Now one may want to interject — part of me does — that I, Horace, sought to feel compassless, to experience the vertiginous highs and lows of the unexpected, having already insisted upon my pleasure in the unknown, having insisted upon how much I needed to invent my life, to make it closer to fiction. But I am a writer and given to such musings. One mustn’t believe everything one reads, after all.

But this one must, and I would implore one to, believe. The desire to invent is not what I felt. I felt without or separate from desire. Indeed I felt blank. I have never felt blank before in my life, yet this feeling which I do not know and do not recognize must be that; it is the only way I can express it. I have felt blotto, but not blank, at least not when conscious. I have been blind-drunk, deaf-drunk, dumb-drunk.

It is different today. I don’t know what to think. I imagine this is what Stephen the Hermit experiences with horrific consistency. He cannot turn on his electric lights, as his electricity has been shut off, and why this has happened — why something like electricity may be shut off — is incomprehensible to him, so he is forced to light candles and place them in tin cans, and he sits in his dimly lit room far from whatever he knew as a child in England or Italy, without secure thoughts to comfort him, disoriented, without thought at all perhaps; and he is blank, as empty as the proverbial unpainted canvas. Let me not bore you with such an image, though.

I was blank and yet I marched, in away even happily, toward Helen’s house. I have thought about this often since and decided, retrospectively, that I was emptying myself, though I did not know that at the time. I was not truly blank, I realize. Can one be? I was readying myself for an experience as fulgent as one of Blake’s epiphanous poems or paintings of such. Laugh if you will. But it seems to me now that I wanted to experience mystery and not just to write it.

On the way, quite near the harbor, actually just behind it, I pass a wake. The village style or ritual for death is to set a table or two outside the front door of the home of the bereaved upon which are placed flowers, a large basket of bread, and a tray of cakes, and above this hangs a piece of cloth, a tapestry, with a religious figure woven into it. The walls here are so old and crumbly that wakes are ancient and exotic tableaux and have an especial appeal to me. I believe it was the baker’s mother who died, though I am not sure. I did not take this as an omen since death here never takes a holiday; it is a most regular part of life. But as I remain a foreigner, I am uneasy in the face of it. I hate it. I despise death. It is the only natural aspect of life that I detest. Because I have no faith, Alicia would insist.

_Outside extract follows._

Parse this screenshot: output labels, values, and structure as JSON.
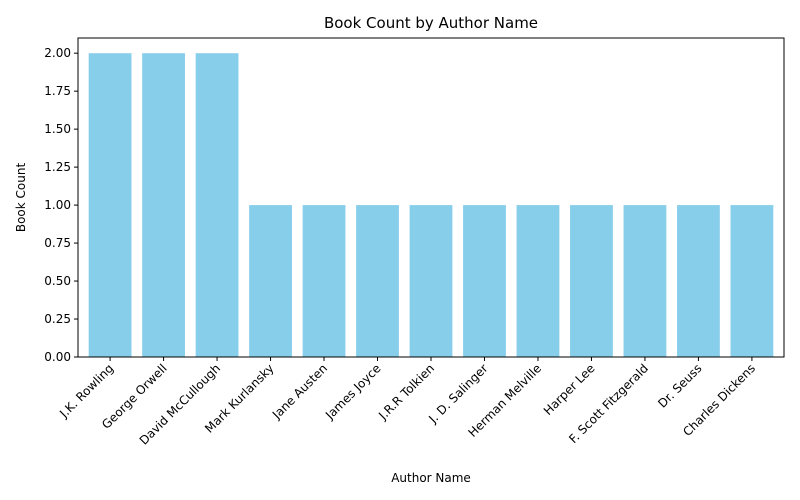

When I turn the corner and round the bend, to walk along the harbor, which is a singular joy, always and in all situations beautiful — it never fails to surprise and delight me, even now, as anxious as I am — I spy Gwen sitting at a table in front of the restaurant. Were it not for my alertness, I might have come face-to-face with her. She is at my restaurant, seated at my table, looking at my harbor, but looking at the water and the scene with her look on her face, that inimitable expression. From the way in which she is sitting, so relaxed, it is now her restaurant as much as mine. Dear, dear Gwen, how quickly she takes possession — of me, too, for how can I not talk to her, yet how would I tell her where I actually was intending to go when I do not want her to know. I do not want her advice. So I rush on as if I had not seen her and madly hope, hope jarring hope, that she has not seen me. Her look of concentration is unbroken; so great is it, quite likely she has not noticed me. I decide she has not, and even if she has, she hasn’t made contact with me, and I have a right to be miffed, if I am. I’m not. In fact I hope she will be just where she is after I have finished my business at Helen’s house. For who knows, I think to myself, again and again, what I will find there?